Cependant, un client jamais vu auparavant, peut-être venu là pour la première fois, regarde le pollen, paraît ne prêter aucune attention à la discussion puis, soudain, entre dans la danse et adresse une opposition frontale au marchand très croyant. « Arrête ces histoires à dormir debout. Pourquoi mêler Dieu à tout. Mets-toi plutôt entre les mains d’un médecin ». Avec ses cheveux noués en queue de cheval, un profil athlétique, une boucle à l’oreille gauche et les bras nus, l’homme achève sa critique au moment où il franchit le seuil de la boutique. L’air dégoûté, le marchand ne le regarde même pas et murmure tout bas : « Il n’a pas honte. Quel mauvais genre ! Lui et ses pareils singent l’Occident. La dine, la milla (Ni religion, ni attache aux origines). Ces gens-là ont détruit le pays ».
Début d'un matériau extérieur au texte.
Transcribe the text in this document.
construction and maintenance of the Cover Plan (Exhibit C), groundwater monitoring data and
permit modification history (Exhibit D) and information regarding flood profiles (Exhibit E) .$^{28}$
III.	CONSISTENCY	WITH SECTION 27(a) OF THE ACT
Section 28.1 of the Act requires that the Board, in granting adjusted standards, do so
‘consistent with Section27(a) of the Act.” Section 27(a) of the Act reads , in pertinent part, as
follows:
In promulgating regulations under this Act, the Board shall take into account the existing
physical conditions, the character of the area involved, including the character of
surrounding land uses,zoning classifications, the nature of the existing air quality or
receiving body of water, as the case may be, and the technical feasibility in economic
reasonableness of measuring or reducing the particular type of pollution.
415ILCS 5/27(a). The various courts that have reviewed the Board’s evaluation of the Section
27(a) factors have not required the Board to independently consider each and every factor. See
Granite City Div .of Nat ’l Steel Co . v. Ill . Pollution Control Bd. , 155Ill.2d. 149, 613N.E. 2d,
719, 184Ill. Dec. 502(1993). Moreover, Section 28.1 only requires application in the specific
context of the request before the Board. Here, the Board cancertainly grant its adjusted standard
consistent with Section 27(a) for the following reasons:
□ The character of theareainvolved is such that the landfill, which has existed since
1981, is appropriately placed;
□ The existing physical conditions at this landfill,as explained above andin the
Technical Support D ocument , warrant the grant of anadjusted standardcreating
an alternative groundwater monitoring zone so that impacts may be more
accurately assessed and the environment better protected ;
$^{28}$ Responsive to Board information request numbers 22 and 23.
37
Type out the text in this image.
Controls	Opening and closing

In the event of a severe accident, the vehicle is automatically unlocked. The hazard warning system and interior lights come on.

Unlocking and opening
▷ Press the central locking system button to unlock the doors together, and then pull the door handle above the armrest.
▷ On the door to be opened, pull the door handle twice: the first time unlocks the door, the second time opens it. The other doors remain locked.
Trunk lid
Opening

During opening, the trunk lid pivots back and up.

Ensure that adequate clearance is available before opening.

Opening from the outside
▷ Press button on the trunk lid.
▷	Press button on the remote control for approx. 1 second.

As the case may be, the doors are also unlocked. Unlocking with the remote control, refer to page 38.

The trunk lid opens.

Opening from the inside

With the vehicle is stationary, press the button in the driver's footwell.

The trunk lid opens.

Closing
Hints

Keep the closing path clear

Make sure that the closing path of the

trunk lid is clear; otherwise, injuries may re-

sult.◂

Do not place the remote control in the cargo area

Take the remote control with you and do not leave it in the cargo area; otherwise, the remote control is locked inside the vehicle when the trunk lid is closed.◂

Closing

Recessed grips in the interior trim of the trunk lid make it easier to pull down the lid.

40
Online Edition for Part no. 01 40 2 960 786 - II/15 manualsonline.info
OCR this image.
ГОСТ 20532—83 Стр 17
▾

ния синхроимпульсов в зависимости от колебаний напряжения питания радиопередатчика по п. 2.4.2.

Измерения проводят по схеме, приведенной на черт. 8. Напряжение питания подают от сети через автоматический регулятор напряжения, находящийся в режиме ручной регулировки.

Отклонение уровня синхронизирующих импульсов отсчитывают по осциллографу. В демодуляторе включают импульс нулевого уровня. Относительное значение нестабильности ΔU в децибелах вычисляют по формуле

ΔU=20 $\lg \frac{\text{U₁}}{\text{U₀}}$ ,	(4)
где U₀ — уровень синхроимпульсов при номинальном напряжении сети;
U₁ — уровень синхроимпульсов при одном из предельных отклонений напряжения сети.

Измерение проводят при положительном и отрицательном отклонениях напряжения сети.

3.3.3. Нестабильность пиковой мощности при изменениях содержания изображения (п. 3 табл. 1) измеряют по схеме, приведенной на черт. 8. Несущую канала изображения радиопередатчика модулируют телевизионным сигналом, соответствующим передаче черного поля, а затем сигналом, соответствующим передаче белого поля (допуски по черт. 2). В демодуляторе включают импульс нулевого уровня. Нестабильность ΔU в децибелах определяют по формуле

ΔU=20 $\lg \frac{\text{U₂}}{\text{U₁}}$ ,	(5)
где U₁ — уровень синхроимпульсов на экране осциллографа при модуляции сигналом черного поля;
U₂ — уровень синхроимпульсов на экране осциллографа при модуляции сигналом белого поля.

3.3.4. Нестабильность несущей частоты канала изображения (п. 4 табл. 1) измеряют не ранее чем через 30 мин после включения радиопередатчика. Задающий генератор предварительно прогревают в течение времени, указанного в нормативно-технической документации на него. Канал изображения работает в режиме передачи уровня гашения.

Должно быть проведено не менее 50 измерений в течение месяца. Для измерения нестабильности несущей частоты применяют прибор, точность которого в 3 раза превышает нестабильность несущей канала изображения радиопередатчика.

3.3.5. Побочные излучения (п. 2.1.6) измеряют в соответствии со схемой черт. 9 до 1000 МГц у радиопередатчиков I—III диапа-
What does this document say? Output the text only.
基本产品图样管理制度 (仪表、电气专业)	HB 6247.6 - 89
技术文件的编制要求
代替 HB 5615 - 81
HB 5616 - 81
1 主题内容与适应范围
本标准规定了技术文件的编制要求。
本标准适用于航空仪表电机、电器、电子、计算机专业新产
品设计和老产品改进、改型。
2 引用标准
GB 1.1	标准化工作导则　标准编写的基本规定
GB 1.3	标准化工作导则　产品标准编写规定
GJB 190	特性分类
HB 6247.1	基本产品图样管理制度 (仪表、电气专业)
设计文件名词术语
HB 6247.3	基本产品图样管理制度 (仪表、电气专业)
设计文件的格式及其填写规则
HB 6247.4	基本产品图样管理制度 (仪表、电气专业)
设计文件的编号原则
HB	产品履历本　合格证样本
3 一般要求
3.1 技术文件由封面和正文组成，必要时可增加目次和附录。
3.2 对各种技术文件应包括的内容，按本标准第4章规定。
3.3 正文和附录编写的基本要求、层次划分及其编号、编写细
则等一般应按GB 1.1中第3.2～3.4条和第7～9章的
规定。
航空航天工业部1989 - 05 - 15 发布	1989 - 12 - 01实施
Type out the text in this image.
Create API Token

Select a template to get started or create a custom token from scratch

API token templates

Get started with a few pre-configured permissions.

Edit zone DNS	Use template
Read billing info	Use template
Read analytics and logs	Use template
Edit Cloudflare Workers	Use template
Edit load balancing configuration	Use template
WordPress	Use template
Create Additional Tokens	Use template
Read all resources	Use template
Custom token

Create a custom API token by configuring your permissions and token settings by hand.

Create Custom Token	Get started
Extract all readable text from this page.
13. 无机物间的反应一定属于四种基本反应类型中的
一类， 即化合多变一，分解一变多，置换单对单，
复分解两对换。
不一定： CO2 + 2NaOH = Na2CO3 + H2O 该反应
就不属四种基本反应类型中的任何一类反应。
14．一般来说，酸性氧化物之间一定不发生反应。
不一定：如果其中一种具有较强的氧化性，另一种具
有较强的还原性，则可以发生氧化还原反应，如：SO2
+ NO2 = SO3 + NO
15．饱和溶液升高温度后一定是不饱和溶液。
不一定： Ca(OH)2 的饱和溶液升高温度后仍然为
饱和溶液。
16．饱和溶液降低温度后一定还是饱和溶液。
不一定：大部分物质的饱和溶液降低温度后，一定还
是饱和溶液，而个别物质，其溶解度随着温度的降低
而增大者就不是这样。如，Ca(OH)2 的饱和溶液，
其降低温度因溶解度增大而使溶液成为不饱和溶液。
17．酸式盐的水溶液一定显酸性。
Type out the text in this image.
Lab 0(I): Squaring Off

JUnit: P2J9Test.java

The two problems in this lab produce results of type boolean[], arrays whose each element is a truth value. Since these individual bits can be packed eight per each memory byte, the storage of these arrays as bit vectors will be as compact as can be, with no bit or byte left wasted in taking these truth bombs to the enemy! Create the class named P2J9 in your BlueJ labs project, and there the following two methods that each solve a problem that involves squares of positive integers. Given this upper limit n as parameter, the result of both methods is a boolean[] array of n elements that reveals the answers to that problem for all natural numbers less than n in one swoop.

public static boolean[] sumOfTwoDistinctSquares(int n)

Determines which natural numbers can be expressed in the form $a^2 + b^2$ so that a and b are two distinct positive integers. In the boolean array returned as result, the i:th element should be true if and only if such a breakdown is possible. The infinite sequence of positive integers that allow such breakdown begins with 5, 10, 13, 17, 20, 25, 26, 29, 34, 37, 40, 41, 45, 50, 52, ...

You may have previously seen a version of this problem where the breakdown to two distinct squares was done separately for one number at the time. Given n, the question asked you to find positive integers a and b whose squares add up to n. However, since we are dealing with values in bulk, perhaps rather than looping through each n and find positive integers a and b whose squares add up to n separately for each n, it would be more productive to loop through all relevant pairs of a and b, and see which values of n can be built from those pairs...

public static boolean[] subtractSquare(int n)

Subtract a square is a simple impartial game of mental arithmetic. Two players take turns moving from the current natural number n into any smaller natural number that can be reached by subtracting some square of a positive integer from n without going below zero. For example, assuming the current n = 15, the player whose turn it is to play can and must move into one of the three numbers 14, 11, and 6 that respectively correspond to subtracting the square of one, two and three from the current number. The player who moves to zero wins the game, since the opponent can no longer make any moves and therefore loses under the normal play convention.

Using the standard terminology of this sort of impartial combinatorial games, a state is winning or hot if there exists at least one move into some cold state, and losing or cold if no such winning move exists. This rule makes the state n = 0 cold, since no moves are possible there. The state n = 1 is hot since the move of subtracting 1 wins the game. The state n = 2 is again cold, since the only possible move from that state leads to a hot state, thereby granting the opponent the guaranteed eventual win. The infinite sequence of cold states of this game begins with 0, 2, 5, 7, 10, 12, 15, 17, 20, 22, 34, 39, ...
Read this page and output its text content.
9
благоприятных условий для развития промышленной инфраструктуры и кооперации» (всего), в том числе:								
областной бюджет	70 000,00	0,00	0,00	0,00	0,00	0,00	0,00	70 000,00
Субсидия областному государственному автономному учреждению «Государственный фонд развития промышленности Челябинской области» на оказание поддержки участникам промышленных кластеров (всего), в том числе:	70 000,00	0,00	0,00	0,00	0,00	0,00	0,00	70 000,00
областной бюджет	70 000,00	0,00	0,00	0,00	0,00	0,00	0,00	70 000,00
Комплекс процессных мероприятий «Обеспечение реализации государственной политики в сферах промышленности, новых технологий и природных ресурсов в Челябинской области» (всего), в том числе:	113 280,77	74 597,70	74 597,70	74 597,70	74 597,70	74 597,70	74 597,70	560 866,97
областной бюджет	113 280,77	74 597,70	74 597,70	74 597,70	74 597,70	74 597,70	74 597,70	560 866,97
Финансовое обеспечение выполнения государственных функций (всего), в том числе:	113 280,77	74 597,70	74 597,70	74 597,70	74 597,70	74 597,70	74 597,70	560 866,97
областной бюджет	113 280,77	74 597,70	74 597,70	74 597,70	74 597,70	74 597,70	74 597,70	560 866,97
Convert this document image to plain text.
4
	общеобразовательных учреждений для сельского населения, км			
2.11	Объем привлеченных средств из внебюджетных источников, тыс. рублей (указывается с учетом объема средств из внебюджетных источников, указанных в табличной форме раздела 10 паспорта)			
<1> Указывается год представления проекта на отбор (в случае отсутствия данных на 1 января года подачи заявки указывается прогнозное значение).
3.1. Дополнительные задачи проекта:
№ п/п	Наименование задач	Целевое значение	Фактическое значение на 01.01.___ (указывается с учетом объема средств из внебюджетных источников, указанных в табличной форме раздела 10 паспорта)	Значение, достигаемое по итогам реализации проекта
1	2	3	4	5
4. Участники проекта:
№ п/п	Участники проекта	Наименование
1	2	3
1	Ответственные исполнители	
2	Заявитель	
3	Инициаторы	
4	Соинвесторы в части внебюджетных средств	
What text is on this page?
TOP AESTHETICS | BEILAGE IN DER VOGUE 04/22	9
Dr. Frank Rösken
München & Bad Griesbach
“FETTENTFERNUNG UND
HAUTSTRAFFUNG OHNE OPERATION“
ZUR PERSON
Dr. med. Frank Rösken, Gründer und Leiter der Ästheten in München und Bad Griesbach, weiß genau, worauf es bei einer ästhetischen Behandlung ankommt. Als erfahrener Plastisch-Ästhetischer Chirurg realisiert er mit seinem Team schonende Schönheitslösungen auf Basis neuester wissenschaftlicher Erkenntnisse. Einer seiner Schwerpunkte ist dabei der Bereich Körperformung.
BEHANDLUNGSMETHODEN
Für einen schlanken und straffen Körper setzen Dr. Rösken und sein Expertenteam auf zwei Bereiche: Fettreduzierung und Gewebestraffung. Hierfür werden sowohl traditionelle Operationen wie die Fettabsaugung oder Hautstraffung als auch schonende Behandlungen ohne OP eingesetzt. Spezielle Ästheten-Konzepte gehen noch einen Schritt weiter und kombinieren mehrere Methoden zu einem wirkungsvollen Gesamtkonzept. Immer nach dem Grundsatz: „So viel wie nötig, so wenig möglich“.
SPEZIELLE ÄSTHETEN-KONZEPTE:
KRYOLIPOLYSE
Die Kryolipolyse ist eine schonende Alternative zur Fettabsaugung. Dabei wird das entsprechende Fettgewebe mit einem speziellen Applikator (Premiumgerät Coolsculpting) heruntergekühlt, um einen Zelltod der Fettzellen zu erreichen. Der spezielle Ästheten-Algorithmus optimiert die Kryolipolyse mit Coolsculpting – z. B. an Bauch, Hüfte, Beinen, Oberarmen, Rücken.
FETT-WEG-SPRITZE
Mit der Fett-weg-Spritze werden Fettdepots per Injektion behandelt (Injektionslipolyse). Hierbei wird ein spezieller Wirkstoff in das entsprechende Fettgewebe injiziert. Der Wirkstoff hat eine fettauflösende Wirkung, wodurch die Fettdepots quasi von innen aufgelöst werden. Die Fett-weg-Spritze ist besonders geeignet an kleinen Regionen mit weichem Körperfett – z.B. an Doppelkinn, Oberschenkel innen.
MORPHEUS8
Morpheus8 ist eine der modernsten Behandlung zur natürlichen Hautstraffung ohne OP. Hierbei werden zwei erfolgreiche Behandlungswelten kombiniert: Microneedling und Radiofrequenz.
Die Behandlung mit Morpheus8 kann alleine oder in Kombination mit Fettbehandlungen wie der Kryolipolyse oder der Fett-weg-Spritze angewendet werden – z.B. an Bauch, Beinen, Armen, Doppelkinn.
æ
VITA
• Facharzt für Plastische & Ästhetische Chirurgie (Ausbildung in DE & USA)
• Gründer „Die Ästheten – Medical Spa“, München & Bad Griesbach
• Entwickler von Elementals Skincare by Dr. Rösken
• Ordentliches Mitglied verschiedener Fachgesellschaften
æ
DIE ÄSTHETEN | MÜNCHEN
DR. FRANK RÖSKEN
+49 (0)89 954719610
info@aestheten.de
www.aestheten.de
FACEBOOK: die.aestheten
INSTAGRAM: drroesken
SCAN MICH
A l’échelle de la société globale, une confrontation de ces deux positions, l’une séculière et l’autre théologale peuvent conduire les clans peu subtils aux affres de l’imbécile guerre civile. Au temps où sévissaient les inquisiteurs à bâton, la Tunisie a frôlé sa mise à feu et à sang. Hétérogènes et désunies, deux visions du monde évoquent la tolérance réciproque mais recherchent l’hégémonie. Antagoniques par définition, ces grilles de lecture donnent à voir une signification différente à l’économie, à la santé ou à la nudité. Quand vient la chaleur de l’été sur la plage, le monokini exhibe la splendeur ou bien attire la rage et la fureur.
A chacun sa religion, « lakom dinoukom wa lya din ».